Lexique

GOUVERNANCE ADAPTATIVE : méthode de gouvernance basée sur la coopération, la flexibilité et l’apprentissage, qui repose sur l’existence de réseaux d’individus et d’organisations à plusieurs niveaux.

ANTHROPOCÈNE : signifie l’Âge de l’homme, c’est le nouveau nom proposé pour l’époque géologique actuelle définie par l’impact massif des activités humaines sur le climat et les écosystèmes de la terre. Le concept a été formulé en 2000 par le prix Nobel Paul Crutzen.

BIODIVERSITÉ : la diversité de toutes les formes de vie sur terre, incluant la variation qui existe au sein des espèces elles-mêmes ou entre elles, ainsi qu’au sein des écosystèmes eux-mêmes et entre eux.
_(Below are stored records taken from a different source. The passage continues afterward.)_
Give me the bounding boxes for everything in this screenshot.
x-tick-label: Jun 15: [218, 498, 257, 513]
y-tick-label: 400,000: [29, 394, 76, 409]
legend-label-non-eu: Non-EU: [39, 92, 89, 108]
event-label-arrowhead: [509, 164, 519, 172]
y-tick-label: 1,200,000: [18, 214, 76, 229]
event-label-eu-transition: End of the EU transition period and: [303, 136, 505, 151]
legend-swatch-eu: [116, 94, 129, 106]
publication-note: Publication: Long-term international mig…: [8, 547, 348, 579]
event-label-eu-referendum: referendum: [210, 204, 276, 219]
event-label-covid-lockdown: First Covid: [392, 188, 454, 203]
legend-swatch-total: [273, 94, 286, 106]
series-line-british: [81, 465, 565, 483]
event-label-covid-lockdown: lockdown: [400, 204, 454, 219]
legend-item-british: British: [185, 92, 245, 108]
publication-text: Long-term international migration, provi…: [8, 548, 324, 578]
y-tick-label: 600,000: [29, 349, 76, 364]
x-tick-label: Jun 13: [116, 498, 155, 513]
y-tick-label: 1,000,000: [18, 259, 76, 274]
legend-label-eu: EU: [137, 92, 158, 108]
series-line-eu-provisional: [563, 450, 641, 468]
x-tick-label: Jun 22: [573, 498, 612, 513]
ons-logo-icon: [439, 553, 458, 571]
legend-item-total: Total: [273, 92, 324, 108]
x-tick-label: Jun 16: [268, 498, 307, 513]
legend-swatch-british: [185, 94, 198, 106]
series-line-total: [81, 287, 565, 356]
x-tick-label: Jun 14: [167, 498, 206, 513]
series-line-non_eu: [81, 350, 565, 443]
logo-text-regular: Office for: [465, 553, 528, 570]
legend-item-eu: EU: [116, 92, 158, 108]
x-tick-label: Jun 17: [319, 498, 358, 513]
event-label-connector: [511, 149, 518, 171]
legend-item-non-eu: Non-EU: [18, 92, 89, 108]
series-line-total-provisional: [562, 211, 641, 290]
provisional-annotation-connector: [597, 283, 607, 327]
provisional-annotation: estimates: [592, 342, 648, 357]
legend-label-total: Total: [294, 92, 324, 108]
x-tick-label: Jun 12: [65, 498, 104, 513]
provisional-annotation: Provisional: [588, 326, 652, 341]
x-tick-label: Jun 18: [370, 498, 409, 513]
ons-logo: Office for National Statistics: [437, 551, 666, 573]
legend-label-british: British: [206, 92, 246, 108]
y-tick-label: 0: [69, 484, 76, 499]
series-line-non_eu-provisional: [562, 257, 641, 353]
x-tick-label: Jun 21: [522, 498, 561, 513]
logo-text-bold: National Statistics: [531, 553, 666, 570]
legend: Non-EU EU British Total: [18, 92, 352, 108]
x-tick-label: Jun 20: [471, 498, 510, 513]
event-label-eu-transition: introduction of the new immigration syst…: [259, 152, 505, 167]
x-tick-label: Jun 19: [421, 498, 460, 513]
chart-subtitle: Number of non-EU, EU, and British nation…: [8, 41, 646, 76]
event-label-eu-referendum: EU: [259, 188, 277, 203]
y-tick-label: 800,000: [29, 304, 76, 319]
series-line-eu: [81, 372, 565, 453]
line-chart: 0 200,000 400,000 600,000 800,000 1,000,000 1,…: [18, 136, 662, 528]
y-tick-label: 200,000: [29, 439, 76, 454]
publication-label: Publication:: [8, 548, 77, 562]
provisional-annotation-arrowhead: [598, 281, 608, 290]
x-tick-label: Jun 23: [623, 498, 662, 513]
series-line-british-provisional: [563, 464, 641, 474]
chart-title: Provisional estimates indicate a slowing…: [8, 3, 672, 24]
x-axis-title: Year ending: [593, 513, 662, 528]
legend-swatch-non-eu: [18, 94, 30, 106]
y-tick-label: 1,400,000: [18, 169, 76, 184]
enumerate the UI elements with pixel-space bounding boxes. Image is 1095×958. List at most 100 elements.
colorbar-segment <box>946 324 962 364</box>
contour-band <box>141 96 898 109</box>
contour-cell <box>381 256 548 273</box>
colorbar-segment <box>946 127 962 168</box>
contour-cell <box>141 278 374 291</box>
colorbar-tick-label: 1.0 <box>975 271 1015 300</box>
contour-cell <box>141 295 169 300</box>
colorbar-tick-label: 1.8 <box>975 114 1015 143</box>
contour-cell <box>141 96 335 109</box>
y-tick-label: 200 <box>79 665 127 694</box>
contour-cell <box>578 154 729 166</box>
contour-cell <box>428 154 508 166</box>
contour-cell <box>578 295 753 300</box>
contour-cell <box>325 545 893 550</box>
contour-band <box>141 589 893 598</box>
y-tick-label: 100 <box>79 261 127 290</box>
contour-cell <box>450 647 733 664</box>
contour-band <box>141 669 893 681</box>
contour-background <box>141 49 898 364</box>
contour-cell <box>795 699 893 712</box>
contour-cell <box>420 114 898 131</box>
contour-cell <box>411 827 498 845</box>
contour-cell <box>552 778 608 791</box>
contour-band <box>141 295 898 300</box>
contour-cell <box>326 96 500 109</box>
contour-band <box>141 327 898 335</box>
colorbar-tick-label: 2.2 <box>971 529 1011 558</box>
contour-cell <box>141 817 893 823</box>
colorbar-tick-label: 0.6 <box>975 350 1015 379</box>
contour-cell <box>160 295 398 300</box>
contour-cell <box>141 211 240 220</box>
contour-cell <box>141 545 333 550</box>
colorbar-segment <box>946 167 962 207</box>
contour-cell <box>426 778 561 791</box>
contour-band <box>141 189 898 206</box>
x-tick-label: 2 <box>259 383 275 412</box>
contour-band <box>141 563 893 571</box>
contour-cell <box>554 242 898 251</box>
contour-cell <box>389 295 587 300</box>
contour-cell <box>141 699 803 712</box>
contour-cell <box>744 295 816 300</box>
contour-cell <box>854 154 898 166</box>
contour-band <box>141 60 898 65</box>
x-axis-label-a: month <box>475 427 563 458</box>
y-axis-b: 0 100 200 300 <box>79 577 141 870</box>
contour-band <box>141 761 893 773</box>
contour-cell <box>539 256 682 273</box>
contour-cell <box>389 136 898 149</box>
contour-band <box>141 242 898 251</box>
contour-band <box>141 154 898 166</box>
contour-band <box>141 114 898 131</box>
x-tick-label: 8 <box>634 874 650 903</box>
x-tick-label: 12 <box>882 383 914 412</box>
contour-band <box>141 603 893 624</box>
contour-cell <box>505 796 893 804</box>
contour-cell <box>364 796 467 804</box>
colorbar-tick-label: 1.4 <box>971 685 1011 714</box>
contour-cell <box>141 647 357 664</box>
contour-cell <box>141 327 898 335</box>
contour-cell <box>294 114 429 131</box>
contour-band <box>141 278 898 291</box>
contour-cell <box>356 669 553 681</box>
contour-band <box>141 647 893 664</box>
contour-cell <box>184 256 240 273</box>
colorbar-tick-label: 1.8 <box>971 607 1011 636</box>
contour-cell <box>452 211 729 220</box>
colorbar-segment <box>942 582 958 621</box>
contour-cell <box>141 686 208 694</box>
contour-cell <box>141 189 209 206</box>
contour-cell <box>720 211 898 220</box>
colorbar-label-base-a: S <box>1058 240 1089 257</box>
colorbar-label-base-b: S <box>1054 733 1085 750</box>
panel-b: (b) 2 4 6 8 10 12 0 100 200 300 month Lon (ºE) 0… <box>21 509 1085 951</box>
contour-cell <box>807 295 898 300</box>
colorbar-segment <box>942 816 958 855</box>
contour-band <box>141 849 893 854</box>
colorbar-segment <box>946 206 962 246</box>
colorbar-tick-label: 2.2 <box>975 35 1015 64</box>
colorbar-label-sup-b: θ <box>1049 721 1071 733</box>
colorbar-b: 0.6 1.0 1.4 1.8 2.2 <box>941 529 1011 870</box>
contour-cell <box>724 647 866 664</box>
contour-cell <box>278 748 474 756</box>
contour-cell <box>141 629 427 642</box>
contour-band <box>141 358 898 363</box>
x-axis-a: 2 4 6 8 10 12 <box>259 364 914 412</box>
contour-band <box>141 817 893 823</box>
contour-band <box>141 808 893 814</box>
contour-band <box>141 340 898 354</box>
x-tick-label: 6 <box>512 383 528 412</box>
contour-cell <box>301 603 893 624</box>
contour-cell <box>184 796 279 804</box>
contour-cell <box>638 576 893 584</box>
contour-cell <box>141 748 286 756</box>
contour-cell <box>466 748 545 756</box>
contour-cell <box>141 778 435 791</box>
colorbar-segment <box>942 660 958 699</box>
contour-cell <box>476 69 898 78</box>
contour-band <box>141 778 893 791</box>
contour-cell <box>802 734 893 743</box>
BIOSPHÈRE : la sphère d’air, d’eau et de terre qui rassemble toutes les formes de vie présentes sur la planète ; le système écologique global qui inclut tous les êtres vivants et leurs relations.

ÉCOSYSTÈME : tous les organismes dans un espace donné, ainsi que l’environnement physique avec lequel ils interagissent (par exemple, une forêt, un récif corallien ou un bassin de roche).

LA GESTION ÉCOSYSTÉMIQUE : une stratégie de gestion qui tient compte de toutes les interactions qui existent dans un écosystème, êtres humains inclus, au lieu de se concentrer exclusivement sur une question isolée, une espèce ou un service écosystémique.

LES SERVICES ÉCOSYSTÉMIQUES : les bénéfices que l’homme retire des écosystèmes, tels que l’apport en eau potable, la régulation du climat, la pollinisation des cultures et la satisfaction des besoins culturels d’une population.

LA GRANDE ACCÉLÉRATION : désigne l’essor spectaculaire des activités humaines enregistré à partir de la seconde guerre mondiale et la pression qui en a résulté sur l’environnement planétaire.

HOLOCÈNE : nom de la période géologique exceptionnellement stable qui a commencé aux alentours de l’an 9600 avant JC et se poursuit jusqu’à aujourd’hui.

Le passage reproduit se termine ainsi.